Experts say the effects of a federal default could ripple from Wall Street onto millions of American households and jeopardize the economic recovery from the pandemic.
"People would lose incomes, jobs, retirement savings," Jason Furman, a former top Obama administration economist and now a Harvard professor, said in an interview. "I think it's risking disaster."
"We've never before seen a country that was perfectly able to pay its debt back just choose to default," Furman said, adding he believed Republican and Democrats must cooperate to raise the debt ceiling.
Democrats are frustrated with the GOP, particularly McConnell, for reversing their position on the debt ceiling after raising it three times during the Trump administration. Congress also accrued nearly $8 trillion in debt on the back of bipartisan spending deals and coronavirus relief packages under President Donald Trump. Republicans enacted a $2 trillion tax cut on their own as well.
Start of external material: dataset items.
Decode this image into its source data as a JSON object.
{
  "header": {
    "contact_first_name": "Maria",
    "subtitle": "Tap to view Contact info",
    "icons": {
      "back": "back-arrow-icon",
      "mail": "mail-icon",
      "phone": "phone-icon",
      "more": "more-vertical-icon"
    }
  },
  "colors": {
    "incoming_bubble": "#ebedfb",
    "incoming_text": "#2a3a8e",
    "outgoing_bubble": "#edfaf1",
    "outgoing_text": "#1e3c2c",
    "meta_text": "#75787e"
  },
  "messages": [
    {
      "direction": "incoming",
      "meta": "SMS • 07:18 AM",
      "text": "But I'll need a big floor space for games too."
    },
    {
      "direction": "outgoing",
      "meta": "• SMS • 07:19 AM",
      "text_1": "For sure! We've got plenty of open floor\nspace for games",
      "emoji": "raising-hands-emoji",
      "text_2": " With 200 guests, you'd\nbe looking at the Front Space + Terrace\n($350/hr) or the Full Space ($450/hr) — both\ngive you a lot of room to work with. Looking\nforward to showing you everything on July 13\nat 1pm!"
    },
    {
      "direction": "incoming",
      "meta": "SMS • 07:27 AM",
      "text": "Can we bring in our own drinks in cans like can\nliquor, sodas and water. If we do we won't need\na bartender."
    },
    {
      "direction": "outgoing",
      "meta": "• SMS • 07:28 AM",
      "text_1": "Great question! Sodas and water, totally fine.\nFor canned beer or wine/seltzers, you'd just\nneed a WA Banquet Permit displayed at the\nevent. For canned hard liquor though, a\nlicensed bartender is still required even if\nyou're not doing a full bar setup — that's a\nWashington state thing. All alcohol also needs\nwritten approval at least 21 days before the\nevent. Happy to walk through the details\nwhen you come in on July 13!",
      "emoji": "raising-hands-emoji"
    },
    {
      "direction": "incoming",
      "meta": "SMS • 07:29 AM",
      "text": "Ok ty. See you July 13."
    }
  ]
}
"[McConnell] wants Biden to fail. It's what he does," Sen. Sherrod Brown, chair of the Senate Banking Committee, told Insider. "We should be doing what ever it takes to run the government and build back better."
The fight over government funding and the debt ceiling could spill into next week's infrastructure vote in the House if lawmakers don't defuse the standoff by then, further delaying the passage of spending bills many Democrats view as pivotal ahead of next year's midterms.
Other parts of Biden priorities are languishing in Congress
A top Senate official rebuffed Democratic efforts to merge immigration reform into their reconciliation package, all but slamming the door shut on a pathway to citizenship for millions of unauthorized immigrants. Prescription drug reform, another top priority, has also struggled to garner support among Democrats at the committee level.
Issues like police reform and voting rights are also languishing in Congress due to Republican opposition that's made it impossible for Democratic measures to garner 60 votes and break the filibuster.
The mounting upheaval is starting the clock for Democrats to resolve their differences quickly. "Basically, everything's sort of dependent what happens in the next 48 hours," Rep. John Yarmuth of Kentucky, chair of the House Budget Committee, said on Monday evening.
Yarmuth added that his experience trying to get Democrats on the same page over the last four months was akin to "herding cats."
"My message to all of them has been: Posture all you want on all your priorities. You should. That's appropriate. And fight for what you believe in," he told reporters. "But ultimately you're all gonna vote for this, because you're not gonna vote against childcare, you're not gonna vote against paid family leave ... and by the way, have you met Nancy?"